Publication year - 1995
Publication title -
febs letters
Language(s) - English
Resource type - Journals
SCImago Journal Rank - 1.593
H-Index - 257
eISSN - 1873-3468
pISSN - 0014-5793
DOI - 10.1016/0014-5793(94)01347-4
Subject(s) - utrophin , calmodulin , dystrophin , actin , calcium , microbiology and biotechnology , ef hand , cytoskeleton , actinin , chemistry , biophysics , binding protein , binding domain , plasma protein binding , calcium binding protein , actin binding protein , biochemistry , binding site , actin cytoskeleton , biology , cell , organic chemistry , gene
The cytoskeletal proteins utrophin, dystrophin and α‐actinin are predicted to form antiparallel dimers thus potentially bringing their NH 2 ‐terminal F‐actin binding domains in close proximity to their EF‐hand containing COOH‐terminal domains. This arrangement would allow for calcium‐dependent regulation of F‐actin binding.

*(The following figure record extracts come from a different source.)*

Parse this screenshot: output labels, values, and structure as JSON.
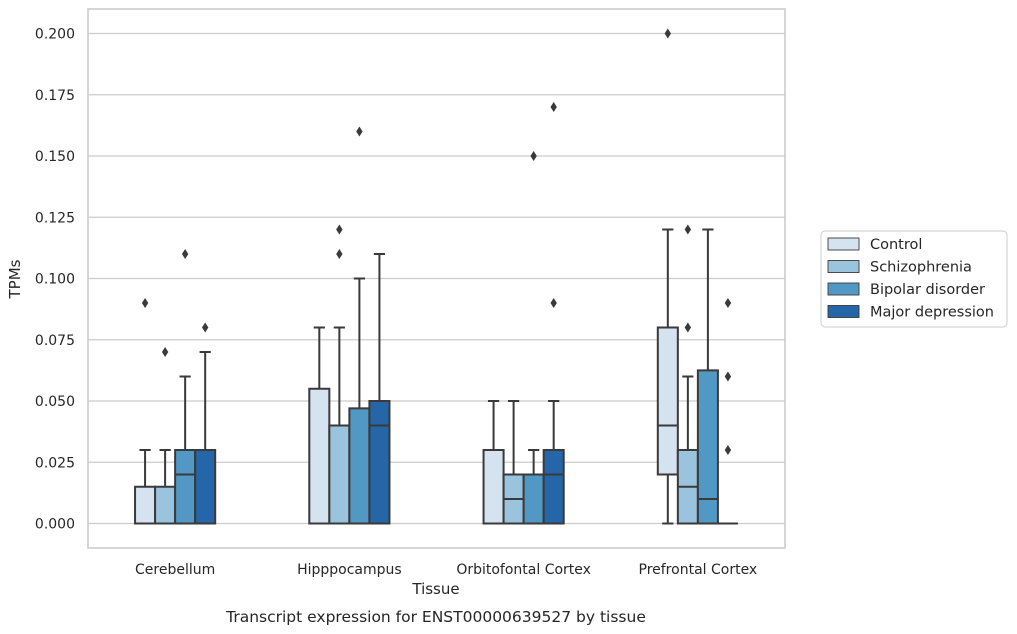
{
  "chart_data": {
    "type": "box",
    "xlabel": "Tissue",
    "ylabel": "TPMs",
    "caption": "Transcript expression for ENST00000639527 by tissue",
    "ylim": [
      -0.01,
      0.21
    ],
    "yticks": [
      "0.000",
      "0.025",
      "0.050",
      "0.075",
      "0.100",
      "0.125",
      "0.150",
      "0.175",
      "0.200"
    ],
    "grid": "horizontal",
    "legend_position": "right",
    "categories": [
      "Cerebellum",
      "Hipppocampus",
      "Orbitofontal Cortex",
      "Prefrontal Cortex"
    ],
    "series": [
      {
        "name": "Control",
        "color": "#d5e2f0",
        "boxes": [
          {
            "q1": 0.0,
            "median": 0.0,
            "q3": 0.015,
            "whisker_low": 0.0,
            "whisker_high": 0.03,
            "outliers": [
              0.09
            ]
          },
          {
            "q1": 0.0,
            "median": 0.0,
            "q3": 0.055,
            "whisker_low": 0.0,
            "whisker_high": 0.08,
            "outliers": []
          },
          {
            "q1": 0.0,
            "median": 0.0,
            "q3": 0.03,
            "whisker_low": 0.0,
            "whisker_high": 0.05,
            "outliers": []
          },
          {
            "q1": 0.02,
            "median": 0.04,
            "q3": 0.08,
            "whisker_low": 0.0,
            "whisker_high": 0.12,
            "outliers": [
              0.2
            ]
          }
        ]
      },
      {
        "name": "Schizophrenia",
        "color": "#9ac4de",
        "boxes": [
          {
            "q1": 0.0,
            "median": 0.0,
            "q3": 0.015,
            "whisker_low": 0.0,
            "whisker_high": 0.03,
            "outliers": [
              0.07
            ]
          },
          {
            "q1": 0.0,
            "median": 0.0,
            "q3": 0.04,
            "whisker_low": 0.0,
            "whisker_high": 0.08,
            "outliers": [
              0.11,
              0.12
            ]
          },
          {
            "q1": 0.0,
            "median": 0.01,
            "q3": 0.02,
            "whisker_low": 0.0,
            "whisker_high": 0.05,
            "outliers": []
          },
          {
            "q1": 0.0,
            "median": 0.015,
            "q3": 0.03,
            "whisker_low": 0.0,
            "whisker_high": 0.06,
            "outliers": [
              0.08,
              0.12
            ]
          }
        ]
      },
      {
        "name": "Bipolar disorder",
        "color": "#5198c5",
        "boxes": [
          {
            "q1": 0.0,
            "median": 0.02,
            "q3": 0.03,
            "whisker_low": 0.0,
            "whisker_high": 0.06,
            "outliers": [
              0.11
            ]
          },
          {
            "q1": 0.0,
            "median": 0.0,
            "q3": 0.047,
            "whisker_low": 0.0,
            "whisker_high": 0.1,
            "outliers": [
              0.16
            ]
          },
          {
            "q1": 0.0,
            "median": 0.0,
            "q3": 0.02,
            "whisker_low": 0.0,
            "whisker_high": 0.03,
            "outliers": [
              0.15
            ]
          },
          {
            "q1": 0.0,
            "median": 0.01,
            "q3": 0.0625,
            "whisker_low": 0.0,
            "whisker_high": 0.12,
            "outliers": []
          }
        ]
      },
      {
        "name": "Major depression",
        "color": "#2566a8",
        "boxes": [
          {
            "q1": 0.0,
            "median": 0.0,
            "q3": 0.03,
            "whisker_low": 0.0,
            "whisker_high": 0.07,
            "outliers": [
              0.08
            ]
          },
          {
            "q1": 0.0,
            "median": 0.04,
            "q3": 0.05,
            "whisker_low": 0.0,
            "whisker_high": 0.11,
            "outliers": []
          },
          {
            "q1": 0.0,
            "median": 0.02,
            "q3": 0.03,
            "whisker_low": 0.0,
            "whisker_high": 0.05,
            "outliers": [
              0.09,
              0.17
            ]
          },
          {
            "q1": 0.0,
            "median": 0.0,
            "q3": 0.0,
            "whisker_low": 0.0,
            "whisker_high": 0.0,
            "outliers": [
              0.03,
              0.06,
              0.09
            ]
          }
        ]
      }
    ]
  }
}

We tested this hypothesis by determining the effect of the ubiquitous calcium binding protein calmodulin on their F‐actin binding capabilities. Binding of the NH 2 ‐terminal F‐actin binding domain of utrophin to F‐actin was inhibited by increasing concentrations of calmodulin in a calcium‐dependent manner. The homologous F‐actin binding domains from dystrophin and α‐actinin were not regulated by calmodulin in the presence or absence of calcium. These findings have implications for the structural organisation of utrophin dimers and also for the replacement of dystrophin by over‐expression of utrophin in dystrophic muscle.